Crowdfunding platforms, or peer-to-peer (P2P) lenders, are going to face tougher regulations in the U.K. through the Financial Conduct Authority (FCA), according to a report by Reuters.
The new rules will start in December, and are a response to the FCA forcing P2P lending platform Lendy into administration, which is when a company is insolvent and in trouble with creditors. An investigation into the company is ongoing.
The regulations involve a requirement to be more specific about governance arrangements, systems and necessary controls. Lending outfits will also have to provide detailed plans on how they’ll handle a shutdown.
“These new rules are designed to help better protect investors and allow firms and fundraisers to operate in a long-term, sustainable manner,” the FCA said.
The FCA put out draft measures for public consultation last July to develop the new rules, and they were published on Tuesday (June 4). The proposals were designed to make sure consumers were protected and that the P2P market was supported.
“In particular, additional guidance has been provided to make it clear that platforms will not be prevented from including information about specific investments in their marketing materials,” the FCA said.
The requirement that P2P platforms be authorized by the FCA is not new, however. One FCA official said Lindy going into administration was a “car crash” and may have been the catalyst for the newer, tougher rules. Already, the official said, firms are relying less on retail investors and paying more attention to institutional ones.
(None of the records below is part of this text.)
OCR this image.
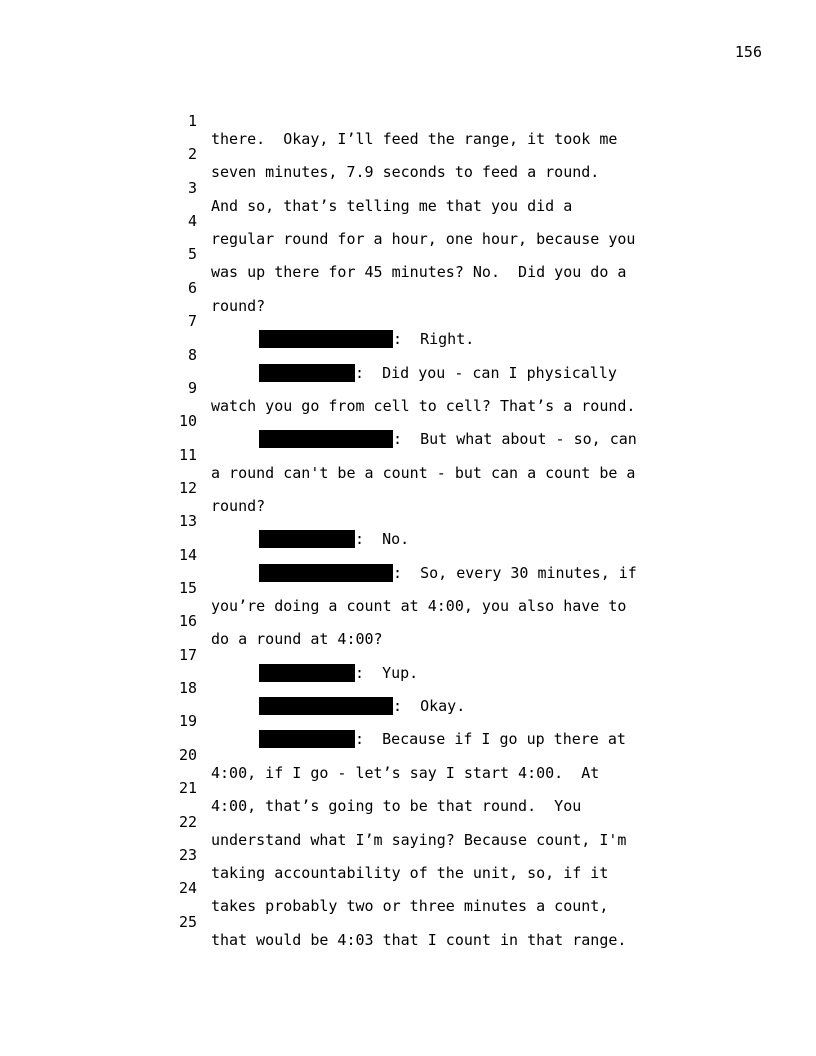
156

1

there.  Okay, I’ll feed the range, it took me

2

seven minutes, 7.9 seconds to feed a round.

3

And so, that’s telling me that you did a

4

regular round for a hour, one hour, because you

5

was up there for 45 minutes? No.  Did you do a

6

round?

7

:  Right.

8

:  Did you - can I physically

9

watch you go from cell to cell? That’s a round.

10

:  But what about - so, can

11

a round can't be a count - but can a count be a

12

round?

13

:  No.

14

:  So, every 30 minutes, if

15

you’re doing a count at 4:00, you also have to

16

do a round at 4:00?

17

:  Yup.

18

:  Okay.

19

:  Because if I go up there at

20

4:00, if I go - let’s say I start 4:00.  At

21

4:00, that’s going to be that round.  You

22

understand what I’m saying? Because count, I'm

23

taking accountability of the unit, so, if it

24

takes probably two or three minutes a count,

25

that would be 4:03 that I count in that range.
Yann Murciano, the chief executive at P2P property lending platform BLEND Network, said it was already making sure its platform was right for investors.
“We believe these measures will have a significant positive impact on the P2P industry, particularly on the way that loan risks and platform business models are assessed,” Murciano said in the report.
In 2018, Murciano said, BLEND loaned 3 billion pounds to smaller firms and developers of property, with a total of 15 billion pounds since 2005.